Mary Scherpe. Foto: dpa
Scherpe ist dabei mit ihrer Geschichte kein Einzelfall. Schätzungsweise 600 000 Frauen und Männer werden alleine in Deutschland Opfer von Stalking. Manche bekommen „nur“ E-Mails oder Briefe, andere werden regelrecht verfolgt und leben in permanenter Angst. Viele von ihnen sind Frauen, oft steckt ein ehemaliger Partner hinter den Attacken. Bereits im Jahr 2003 stellte sich bei einer repräsentativen Umfrage des Mannheimer Zentralinstitutes für seelische Gesundheit heraus, dass mehr als elf Prozent der Befragten schon einmal Opfer eines Stalkers geworden waren.

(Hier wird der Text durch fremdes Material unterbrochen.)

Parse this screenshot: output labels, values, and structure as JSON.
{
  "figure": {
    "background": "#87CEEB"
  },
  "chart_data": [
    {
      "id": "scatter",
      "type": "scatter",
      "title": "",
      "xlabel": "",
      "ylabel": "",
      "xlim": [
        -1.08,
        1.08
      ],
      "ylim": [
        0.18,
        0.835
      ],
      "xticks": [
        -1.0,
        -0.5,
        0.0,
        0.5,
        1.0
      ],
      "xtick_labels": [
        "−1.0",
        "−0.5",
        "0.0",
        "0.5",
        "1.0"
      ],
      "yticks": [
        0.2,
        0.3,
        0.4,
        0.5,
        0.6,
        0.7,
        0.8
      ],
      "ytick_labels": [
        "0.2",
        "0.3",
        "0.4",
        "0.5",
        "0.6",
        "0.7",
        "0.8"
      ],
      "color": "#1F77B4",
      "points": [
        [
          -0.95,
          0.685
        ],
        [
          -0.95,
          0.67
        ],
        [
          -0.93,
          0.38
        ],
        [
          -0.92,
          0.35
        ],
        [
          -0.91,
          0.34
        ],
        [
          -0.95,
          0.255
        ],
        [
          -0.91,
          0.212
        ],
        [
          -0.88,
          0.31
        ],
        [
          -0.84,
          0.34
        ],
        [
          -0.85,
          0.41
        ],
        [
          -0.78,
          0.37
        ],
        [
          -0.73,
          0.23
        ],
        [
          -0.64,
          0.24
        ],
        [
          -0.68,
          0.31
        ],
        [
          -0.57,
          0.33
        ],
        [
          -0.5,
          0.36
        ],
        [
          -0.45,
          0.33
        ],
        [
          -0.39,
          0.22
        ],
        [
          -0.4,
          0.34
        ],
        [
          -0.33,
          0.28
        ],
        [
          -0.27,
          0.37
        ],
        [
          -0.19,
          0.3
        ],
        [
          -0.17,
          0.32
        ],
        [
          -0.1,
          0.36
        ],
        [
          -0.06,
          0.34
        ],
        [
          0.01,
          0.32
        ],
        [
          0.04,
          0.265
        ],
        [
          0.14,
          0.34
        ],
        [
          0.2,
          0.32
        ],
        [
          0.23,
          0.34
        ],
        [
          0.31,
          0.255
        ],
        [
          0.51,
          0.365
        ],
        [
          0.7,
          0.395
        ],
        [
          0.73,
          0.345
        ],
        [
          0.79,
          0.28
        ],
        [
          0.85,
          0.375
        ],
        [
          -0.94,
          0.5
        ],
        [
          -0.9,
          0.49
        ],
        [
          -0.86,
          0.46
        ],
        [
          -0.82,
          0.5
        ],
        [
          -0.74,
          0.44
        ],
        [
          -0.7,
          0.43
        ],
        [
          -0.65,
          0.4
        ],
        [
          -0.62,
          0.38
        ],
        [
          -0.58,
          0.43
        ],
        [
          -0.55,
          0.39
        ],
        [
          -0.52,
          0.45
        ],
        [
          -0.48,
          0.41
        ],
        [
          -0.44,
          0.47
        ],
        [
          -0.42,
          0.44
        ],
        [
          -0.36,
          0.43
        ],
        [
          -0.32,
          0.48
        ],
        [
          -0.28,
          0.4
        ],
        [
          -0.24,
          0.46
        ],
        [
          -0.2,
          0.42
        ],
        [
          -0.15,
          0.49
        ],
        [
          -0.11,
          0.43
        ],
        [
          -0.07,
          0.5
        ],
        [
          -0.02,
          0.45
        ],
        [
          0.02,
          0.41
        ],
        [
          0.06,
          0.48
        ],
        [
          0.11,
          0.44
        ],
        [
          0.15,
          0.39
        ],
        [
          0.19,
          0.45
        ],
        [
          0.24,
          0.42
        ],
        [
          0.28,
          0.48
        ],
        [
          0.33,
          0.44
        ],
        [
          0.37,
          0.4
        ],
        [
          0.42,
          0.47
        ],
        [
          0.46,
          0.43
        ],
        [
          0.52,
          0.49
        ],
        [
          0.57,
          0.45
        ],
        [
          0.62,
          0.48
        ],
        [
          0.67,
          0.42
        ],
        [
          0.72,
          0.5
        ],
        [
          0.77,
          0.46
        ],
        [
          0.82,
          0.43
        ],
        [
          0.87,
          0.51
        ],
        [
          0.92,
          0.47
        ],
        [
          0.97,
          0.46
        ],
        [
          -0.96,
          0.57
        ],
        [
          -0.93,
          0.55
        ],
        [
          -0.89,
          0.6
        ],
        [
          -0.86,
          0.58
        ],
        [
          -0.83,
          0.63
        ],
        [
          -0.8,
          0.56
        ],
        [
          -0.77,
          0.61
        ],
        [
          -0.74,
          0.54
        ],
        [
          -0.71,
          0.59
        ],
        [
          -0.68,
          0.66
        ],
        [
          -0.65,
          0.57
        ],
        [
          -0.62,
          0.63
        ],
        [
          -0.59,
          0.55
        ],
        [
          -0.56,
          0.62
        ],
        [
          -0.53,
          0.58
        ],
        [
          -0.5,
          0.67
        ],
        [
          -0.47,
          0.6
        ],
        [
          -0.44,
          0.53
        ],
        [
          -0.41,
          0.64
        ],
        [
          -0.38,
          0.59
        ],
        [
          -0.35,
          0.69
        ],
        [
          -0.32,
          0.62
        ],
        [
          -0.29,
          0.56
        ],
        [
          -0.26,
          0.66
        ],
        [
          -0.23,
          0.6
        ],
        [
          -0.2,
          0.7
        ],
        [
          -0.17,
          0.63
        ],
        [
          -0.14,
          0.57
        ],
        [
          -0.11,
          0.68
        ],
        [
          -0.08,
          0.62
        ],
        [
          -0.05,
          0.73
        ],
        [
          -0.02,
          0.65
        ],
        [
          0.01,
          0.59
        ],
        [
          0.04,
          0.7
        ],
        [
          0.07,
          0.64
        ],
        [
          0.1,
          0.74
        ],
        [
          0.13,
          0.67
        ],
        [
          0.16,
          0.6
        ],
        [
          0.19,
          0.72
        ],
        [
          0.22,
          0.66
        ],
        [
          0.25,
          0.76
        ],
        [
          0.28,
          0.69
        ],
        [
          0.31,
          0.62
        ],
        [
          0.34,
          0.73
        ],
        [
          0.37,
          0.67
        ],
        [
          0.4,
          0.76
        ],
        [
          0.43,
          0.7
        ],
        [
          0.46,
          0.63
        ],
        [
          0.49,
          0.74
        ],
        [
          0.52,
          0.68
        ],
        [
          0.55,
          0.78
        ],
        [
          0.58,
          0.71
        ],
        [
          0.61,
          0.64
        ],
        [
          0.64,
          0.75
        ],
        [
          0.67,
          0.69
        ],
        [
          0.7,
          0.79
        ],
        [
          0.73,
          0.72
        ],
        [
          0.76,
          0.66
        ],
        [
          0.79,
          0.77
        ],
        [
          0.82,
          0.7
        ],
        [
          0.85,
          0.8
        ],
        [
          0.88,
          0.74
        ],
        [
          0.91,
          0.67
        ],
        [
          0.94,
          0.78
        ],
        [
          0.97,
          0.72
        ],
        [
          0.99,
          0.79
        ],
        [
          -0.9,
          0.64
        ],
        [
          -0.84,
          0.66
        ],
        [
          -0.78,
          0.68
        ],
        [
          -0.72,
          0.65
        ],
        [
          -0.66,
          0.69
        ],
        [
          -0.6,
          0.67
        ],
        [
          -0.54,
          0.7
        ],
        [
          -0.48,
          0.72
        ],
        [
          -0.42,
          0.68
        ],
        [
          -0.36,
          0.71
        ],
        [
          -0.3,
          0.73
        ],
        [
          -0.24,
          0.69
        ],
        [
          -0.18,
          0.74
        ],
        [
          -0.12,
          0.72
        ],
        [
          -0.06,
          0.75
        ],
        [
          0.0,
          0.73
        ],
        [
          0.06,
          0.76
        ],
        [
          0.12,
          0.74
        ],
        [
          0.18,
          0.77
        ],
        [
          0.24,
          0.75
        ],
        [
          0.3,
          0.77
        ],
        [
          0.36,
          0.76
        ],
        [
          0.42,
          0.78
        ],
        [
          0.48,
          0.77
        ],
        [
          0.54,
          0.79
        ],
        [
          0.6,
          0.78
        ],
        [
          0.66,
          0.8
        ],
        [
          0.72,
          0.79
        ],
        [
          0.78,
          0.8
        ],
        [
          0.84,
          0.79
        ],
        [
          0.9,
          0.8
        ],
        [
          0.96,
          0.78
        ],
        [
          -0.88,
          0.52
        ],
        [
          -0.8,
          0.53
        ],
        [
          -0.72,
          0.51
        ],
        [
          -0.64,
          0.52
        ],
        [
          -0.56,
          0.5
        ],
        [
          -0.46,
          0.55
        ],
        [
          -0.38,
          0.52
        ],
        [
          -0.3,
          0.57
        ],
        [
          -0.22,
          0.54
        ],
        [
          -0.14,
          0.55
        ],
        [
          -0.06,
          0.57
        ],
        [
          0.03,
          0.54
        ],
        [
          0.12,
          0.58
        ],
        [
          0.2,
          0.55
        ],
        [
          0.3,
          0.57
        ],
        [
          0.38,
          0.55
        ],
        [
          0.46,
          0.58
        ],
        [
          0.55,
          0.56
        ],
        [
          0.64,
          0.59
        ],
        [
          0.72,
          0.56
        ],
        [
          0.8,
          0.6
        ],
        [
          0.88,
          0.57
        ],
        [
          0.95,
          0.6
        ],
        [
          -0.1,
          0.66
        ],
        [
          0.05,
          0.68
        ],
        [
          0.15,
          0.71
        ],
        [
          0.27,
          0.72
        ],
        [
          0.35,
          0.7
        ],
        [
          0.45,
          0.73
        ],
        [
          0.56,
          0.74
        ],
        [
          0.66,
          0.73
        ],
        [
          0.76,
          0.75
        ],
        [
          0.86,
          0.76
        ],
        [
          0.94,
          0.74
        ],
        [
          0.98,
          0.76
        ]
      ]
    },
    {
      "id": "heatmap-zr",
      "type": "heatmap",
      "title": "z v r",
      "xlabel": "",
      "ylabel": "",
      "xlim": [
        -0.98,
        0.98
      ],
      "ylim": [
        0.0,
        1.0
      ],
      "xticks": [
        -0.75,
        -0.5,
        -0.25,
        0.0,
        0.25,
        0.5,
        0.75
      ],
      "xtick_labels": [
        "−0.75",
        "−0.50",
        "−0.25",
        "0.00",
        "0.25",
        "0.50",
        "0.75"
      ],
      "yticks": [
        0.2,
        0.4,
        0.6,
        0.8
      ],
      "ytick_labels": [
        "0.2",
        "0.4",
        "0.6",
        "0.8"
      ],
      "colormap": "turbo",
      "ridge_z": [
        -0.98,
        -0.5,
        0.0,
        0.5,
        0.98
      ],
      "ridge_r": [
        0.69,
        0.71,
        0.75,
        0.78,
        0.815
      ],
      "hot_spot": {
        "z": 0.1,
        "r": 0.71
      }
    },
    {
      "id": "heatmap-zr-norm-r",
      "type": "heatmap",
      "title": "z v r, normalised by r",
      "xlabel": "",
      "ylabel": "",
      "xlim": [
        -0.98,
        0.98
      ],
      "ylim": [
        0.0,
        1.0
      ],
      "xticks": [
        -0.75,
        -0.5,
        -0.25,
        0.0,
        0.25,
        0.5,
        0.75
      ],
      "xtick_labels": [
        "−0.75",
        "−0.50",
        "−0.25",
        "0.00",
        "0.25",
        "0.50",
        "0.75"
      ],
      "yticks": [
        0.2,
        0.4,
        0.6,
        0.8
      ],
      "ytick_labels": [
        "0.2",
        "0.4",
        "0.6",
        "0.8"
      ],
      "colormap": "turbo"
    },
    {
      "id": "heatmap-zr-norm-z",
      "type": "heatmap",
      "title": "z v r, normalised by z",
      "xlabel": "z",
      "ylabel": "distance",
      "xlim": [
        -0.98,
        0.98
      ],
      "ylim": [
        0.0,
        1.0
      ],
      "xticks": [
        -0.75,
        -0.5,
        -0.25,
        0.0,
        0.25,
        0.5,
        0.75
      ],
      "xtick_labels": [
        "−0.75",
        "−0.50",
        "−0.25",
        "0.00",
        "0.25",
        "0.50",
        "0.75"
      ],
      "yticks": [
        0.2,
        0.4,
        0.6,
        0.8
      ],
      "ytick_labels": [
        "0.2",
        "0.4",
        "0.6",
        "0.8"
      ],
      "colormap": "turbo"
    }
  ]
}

Stalking-Opfer fühlen sich alleingelassen

Viele von ihnen haben eins gemeinsam: Sie fühlen sich auf sich gestellt und alleingelassen, denn die Behörden können meistens trotz einer Anzeige nichts tun, um den Täter zu stoppen. Ein Eindruck, den Edith Eva Tholen aus eigener Erfahrung bestätigen kann. Die Bremerin, die als Coach und Konfliktmanagerin arbeitet, hat im Jahr 2004 mit Hilfe der Bremer Polizei eine Selbsthilfegruppen für von Stalking betroffene Frauen gegründet, die als die erste Gruppe in Deutschland gilt.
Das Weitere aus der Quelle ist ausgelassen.